The severe symptoms of DWV infections appear to be associated with Varroa destructor infestation of the bee hive and studies have shown that Varroa destructor harbors greater levels of the virus than are found even in severely infected bees. Thus V. destructor may not only be a concentrating vector of the virus but may also act as a replicating incubator, magnifying and increasing its effects on the bees and on the hive. The Varroa mite has been demonstrated to cause the frequency of deformed wing virus to increase in frequency from 10 percent to 100 percent. It is the single greatest factor in the decimation of bee colonies worldwide. The DWV-B strain of this virus has been shown to be particularly virulent and responsible of over-winter colony mortality. In temperate regions, adult honey bee workers remain in the hive surrounding the queen until the following spring. During this relatively long period of several months, viral load may increase in each worker to a lethal level. If too many workers die from DWV infection during winter, the colony will not be able to stabilize the temperature of the hive and the whole colony may collapse.

The combination of mites and DWV may cause immunosuppression in the bees and increased susceptibility to other opportunistic pathogens and has been considered a significant factor in honey bee colony collapse disorder.

The virus may also be transmitted from queen to egg and in regurgitated food sources, but in the absence of V. destructor this does not typically result in large numbers of deformed bees.

==DWV impairs cognitive functions==

The artificial infection of this virus is also reported to cause specific deficits in behavioural plasticity of honeybees. Honeybees are more responsive to sucrose stimuli four days after infection. Furthermore, infected bees show impairment in an associative learning paradigm during acquisition and in the test for memory retention 2h and 24 hours after the training. Performance in non-associative learning paradigms, like habituation and sensitization, was not affected by the virus.

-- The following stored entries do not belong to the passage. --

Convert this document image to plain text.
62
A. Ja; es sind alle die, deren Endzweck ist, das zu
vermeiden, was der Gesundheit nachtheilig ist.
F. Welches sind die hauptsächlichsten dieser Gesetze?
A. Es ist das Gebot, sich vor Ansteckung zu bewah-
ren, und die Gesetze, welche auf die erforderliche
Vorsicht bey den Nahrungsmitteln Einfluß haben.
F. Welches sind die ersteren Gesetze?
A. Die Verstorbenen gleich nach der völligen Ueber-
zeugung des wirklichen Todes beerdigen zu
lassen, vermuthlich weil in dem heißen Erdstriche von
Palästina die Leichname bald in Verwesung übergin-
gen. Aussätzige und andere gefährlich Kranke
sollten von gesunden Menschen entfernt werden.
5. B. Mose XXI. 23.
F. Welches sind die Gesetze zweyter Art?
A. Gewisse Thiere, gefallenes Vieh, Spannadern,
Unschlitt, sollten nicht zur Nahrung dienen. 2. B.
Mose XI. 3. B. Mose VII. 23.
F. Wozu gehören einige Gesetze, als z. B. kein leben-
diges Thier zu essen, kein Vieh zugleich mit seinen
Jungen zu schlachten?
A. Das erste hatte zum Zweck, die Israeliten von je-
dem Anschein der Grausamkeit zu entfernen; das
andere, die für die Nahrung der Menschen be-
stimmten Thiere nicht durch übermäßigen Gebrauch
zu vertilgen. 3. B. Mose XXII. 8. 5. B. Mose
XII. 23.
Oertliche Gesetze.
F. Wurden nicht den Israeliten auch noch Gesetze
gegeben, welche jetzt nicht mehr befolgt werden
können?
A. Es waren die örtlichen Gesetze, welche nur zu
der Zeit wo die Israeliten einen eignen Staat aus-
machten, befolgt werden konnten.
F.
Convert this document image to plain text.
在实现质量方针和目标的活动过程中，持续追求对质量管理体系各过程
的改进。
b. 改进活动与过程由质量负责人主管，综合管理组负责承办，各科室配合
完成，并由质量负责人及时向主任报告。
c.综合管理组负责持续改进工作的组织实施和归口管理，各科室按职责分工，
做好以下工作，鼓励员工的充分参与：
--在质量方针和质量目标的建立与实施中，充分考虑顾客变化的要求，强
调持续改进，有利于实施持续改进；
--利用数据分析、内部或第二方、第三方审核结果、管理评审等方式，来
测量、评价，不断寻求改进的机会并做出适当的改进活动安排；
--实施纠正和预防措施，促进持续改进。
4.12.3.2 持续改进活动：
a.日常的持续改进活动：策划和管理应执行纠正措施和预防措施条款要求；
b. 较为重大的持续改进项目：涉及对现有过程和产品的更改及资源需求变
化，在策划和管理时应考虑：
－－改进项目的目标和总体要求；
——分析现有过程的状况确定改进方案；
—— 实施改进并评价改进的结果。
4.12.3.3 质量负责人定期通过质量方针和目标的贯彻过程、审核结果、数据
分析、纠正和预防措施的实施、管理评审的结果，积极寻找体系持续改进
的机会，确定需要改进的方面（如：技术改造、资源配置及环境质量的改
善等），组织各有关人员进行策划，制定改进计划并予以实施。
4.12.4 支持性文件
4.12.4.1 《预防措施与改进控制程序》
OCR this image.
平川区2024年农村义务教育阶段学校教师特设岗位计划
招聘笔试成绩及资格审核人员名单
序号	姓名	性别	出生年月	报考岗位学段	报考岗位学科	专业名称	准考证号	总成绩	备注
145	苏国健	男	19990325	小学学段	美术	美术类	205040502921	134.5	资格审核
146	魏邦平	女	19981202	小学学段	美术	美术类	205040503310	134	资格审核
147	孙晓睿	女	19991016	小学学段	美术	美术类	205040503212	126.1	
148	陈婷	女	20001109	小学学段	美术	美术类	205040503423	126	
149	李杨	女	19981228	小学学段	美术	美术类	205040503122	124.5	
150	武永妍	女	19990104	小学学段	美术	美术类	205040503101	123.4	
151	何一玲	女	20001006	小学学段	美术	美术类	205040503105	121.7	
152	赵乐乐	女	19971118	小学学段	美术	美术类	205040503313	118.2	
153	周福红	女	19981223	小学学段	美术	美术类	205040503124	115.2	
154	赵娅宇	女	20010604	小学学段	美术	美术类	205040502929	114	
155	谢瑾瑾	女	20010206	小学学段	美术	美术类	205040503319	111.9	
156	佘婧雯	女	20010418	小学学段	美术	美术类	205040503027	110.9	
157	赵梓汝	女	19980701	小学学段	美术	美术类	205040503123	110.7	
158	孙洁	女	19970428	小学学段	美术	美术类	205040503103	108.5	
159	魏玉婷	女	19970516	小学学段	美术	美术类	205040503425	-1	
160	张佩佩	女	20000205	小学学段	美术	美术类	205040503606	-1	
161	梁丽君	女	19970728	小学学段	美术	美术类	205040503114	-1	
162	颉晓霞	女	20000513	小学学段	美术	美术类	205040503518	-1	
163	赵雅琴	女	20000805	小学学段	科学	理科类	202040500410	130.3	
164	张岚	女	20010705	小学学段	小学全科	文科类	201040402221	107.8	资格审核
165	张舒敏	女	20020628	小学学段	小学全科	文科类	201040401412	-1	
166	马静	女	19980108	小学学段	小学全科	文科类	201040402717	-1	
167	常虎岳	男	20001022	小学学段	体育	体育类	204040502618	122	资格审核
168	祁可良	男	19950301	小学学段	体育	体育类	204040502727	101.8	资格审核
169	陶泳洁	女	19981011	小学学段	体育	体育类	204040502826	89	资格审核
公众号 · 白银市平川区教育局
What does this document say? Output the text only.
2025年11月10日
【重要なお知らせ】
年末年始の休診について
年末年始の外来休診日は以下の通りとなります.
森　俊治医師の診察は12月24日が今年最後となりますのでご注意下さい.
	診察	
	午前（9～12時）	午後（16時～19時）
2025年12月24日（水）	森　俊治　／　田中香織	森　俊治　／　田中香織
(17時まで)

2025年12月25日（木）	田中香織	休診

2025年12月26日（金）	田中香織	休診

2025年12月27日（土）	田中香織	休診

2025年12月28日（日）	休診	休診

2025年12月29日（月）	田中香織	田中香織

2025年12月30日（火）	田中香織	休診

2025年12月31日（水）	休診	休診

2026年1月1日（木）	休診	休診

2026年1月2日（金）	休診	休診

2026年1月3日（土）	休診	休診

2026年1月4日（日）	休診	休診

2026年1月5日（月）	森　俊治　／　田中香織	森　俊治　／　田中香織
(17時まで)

==Kakugo virus and aggressive behavior==

Another virus, the Kakugo virus, has an RNA sequence that is 98% similar to DWV. It is considered a subtype of the DWV species. It is found only in the mushroom bodies of aggressive, guard honeybees. Bees that are significantly affected by DWV also have measurable titers of the virus in their heads while bees that are symptomless only produce titers in their abdomens or thoraxes.